Car dealers offering finance deals may be incentivised by sales targets and commission to encourage customers to take out unaffordable repayment plans with the highest interest rates, the Financial Conduct Authority (FCA) has warned.
The regulator has pledged to examine whether lenders in the rapidly-growing car finance sector “comply with current regulatory requirements”.
It added that lenders and brokers more widely are not doing enough to establish whether customers can pay back loans.
“A business model that is predicated on selling products to customers who can’t afford to repay them is not acceptable,” said Jonathan Davidson, the FCA’s head of retail at the Credit Summit. “We will take action against firms who run their businesses this way.”
Regulators and MPs, including Liberal Democrat Sir Vince Cable who spoke at the Credit Summit, have expressed concerns about consumer indebtedness nationally, which is close to returning to pre-crisis levels.
“After 2008, lenders became more conservative for obvious reasons, and so did borrowers and the share of personal debt to GDP fell to about 133 percent in 2015,” Cable told delegates at the Credit Summit. “It’s worth noting that even after that very substantial contraction, it is still at historically high levels.

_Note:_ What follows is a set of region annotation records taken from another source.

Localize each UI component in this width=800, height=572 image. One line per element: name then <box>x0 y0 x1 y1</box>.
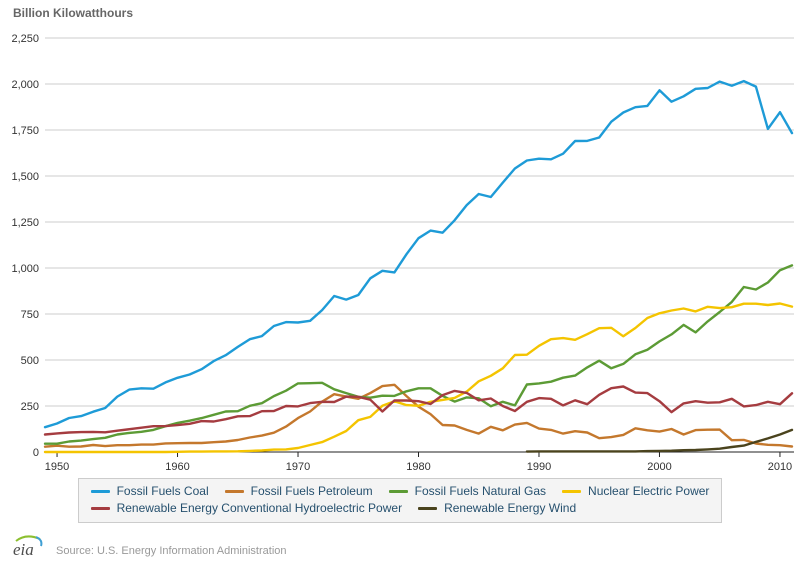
series-line-renewable-energy-conventional-hydroelectric-power <box>43 385 794 436</box>
legend-row: Fossil Fuels Coal Fossil Fuels Petroleum F… <box>90 483 709 500</box>
legend-label: Nuclear Electric Power <box>588 484 710 498</box>
series-line-fossil-fuels-coal <box>43 79 794 429</box>
legend-item-renewable-energy-wind: Renewable Energy Wind <box>418 500 576 517</box>
legend-item-fossil-fuels-natural-gas: Fossil Fuels Natural Gas <box>388 483 547 500</box>
y-tick-label: 1,250 <box>11 217 39 229</box>
x-tick-label: 1990 <box>527 461 551 473</box>
series-line-renewable-energy-wind <box>525 428 794 453</box>
source-text: Source: U.S. Energy Information Administ… <box>56 545 287 557</box>
footer: eia Source: U.S. Energy Information Admi… <box>10 534 287 560</box>
legend-item-nuclear-electric-power: Nuclear Electric Power <box>562 483 709 500</box>
y-tick-label: 2,250 <box>11 33 39 45</box>
x-tick-label: 2010 <box>768 461 792 473</box>
legend-swatch <box>90 490 110 493</box>
legend-swatch <box>388 490 408 493</box>
y-tick-label: 1,750 <box>11 125 39 137</box>
x-tick-label: 1960 <box>165 461 189 473</box>
legend-label: Renewable Energy Conventional Hydroelect… <box>116 501 403 515</box>
series-line-nuclear-electric-power <box>43 302 794 454</box>
legend-label: Renewable Energy Wind <box>444 501 577 515</box>
x-tick-label: 2000 <box>647 461 671 473</box>
y-tick-label: 1,000 <box>11 263 39 275</box>
y-tick-label: 500 <box>21 355 39 367</box>
y-tick-label: 750 <box>21 309 39 321</box>
legend-swatch <box>90 507 110 510</box>
legend-box: Fossil Fuels Coal Fossil Fuels Petroleum F… <box>77 478 723 523</box>
series-line-fossil-fuels-petroleum <box>43 383 794 448</box>
y-tick-label: 250 <box>21 401 39 413</box>
y-tick-label: 0 <box>33 447 39 459</box>
line-chart: 0 250 500 750 1,000 1,250 1,500 1,750 2,000 2,250… <box>11 33 794 473</box>
y-tick-label: 1,500 <box>11 171 39 183</box>
legend: Fossil Fuels Coal Fossil Fuels Petroleum F… <box>0 478 800 523</box>
chart-title: Billion Kilowatthours <box>13 6 133 20</box>
legend-label: Fossil Fuels Petroleum <box>250 484 373 498</box>
legend-item-fossil-fuels-petroleum: Fossil Fuels Petroleum <box>224 483 373 500</box>
x-tick-label: 1970 <box>286 461 310 473</box>
legend-item-fossil-fuels-coal: Fossil Fuels Coal <box>90 483 209 500</box>
x-tick-label: 1980 <box>406 461 430 473</box>
logo-text: eia <box>13 540 34 559</box>
legend-label: Fossil Fuels Natural Gas <box>414 484 547 498</box>
legend-row: Renewable Energy Conventional Hydroelect… <box>90 500 710 517</box>
logo-blue-arc <box>35 536 43 547</box>
legend-swatch <box>562 490 582 493</box>
legend-item-renewable-energy-conventional-hydroelectric-power: Renewable Energy Conventional Hydroelect… <box>90 500 403 517</box>
legend-swatch <box>418 507 438 510</box>
series-line-fossil-fuels-natural-gas <box>43 264 794 445</box>
eia-logo: eia <box>13 535 43 559</box>
y-tick-label: 2,000 <box>11 79 39 91</box>
legend-swatch <box>224 490 244 493</box>
legend-label: Fossil Fuels Coal <box>116 484 209 498</box>
x-tick-label: 1950 <box>45 461 69 473</box>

What’s happened in the last three years is that personal debt as a share of GDP has started to rise again, and it’s now at roughly 140 percent and the projections are it will reach crisis-level of 155 percent around 2022/23.”
Davidson told the Credit Summit that performing backward-looking credit checks alone was not sufficient, and that lenders should ask whether customers can afford repayment plans in the future if interest rates rise or if their job changes.
The FCA added is focusing on whether firms are properly assessing whether customers can afford to buy the car they are being offered – particularly for people with lower credit scores; how firms are managing the risks around commission arrangements for dealers; and whether consumers’ engagement with firms, and the information they are given, allows them to make informed decisions.
Despite that, it found from the work done so far are that growth in motor finance has been strongest for consumers with better credit ratings, who are less likely to face repayment difficulties.
It also found arrears and default rates remain generally low, though they have increased moderately in recent years and that arrears and default rates are higher, and have risen more, among customers with the lowest credit ratings, who account for around 3% of lending.
If not properly managed, some of the commission arrangements in place could incentivise dealers to arrange more expensive finance for customers, the FCA said.
In some cases, customers are not being provided with key information in an accessible manner, including information provided on lenders’ and dealers’ websites, the FCA said. The largest lenders are adequately managing the risk of a severe fall in prices for used cars, but firms should regularly consider relevant changes in the market.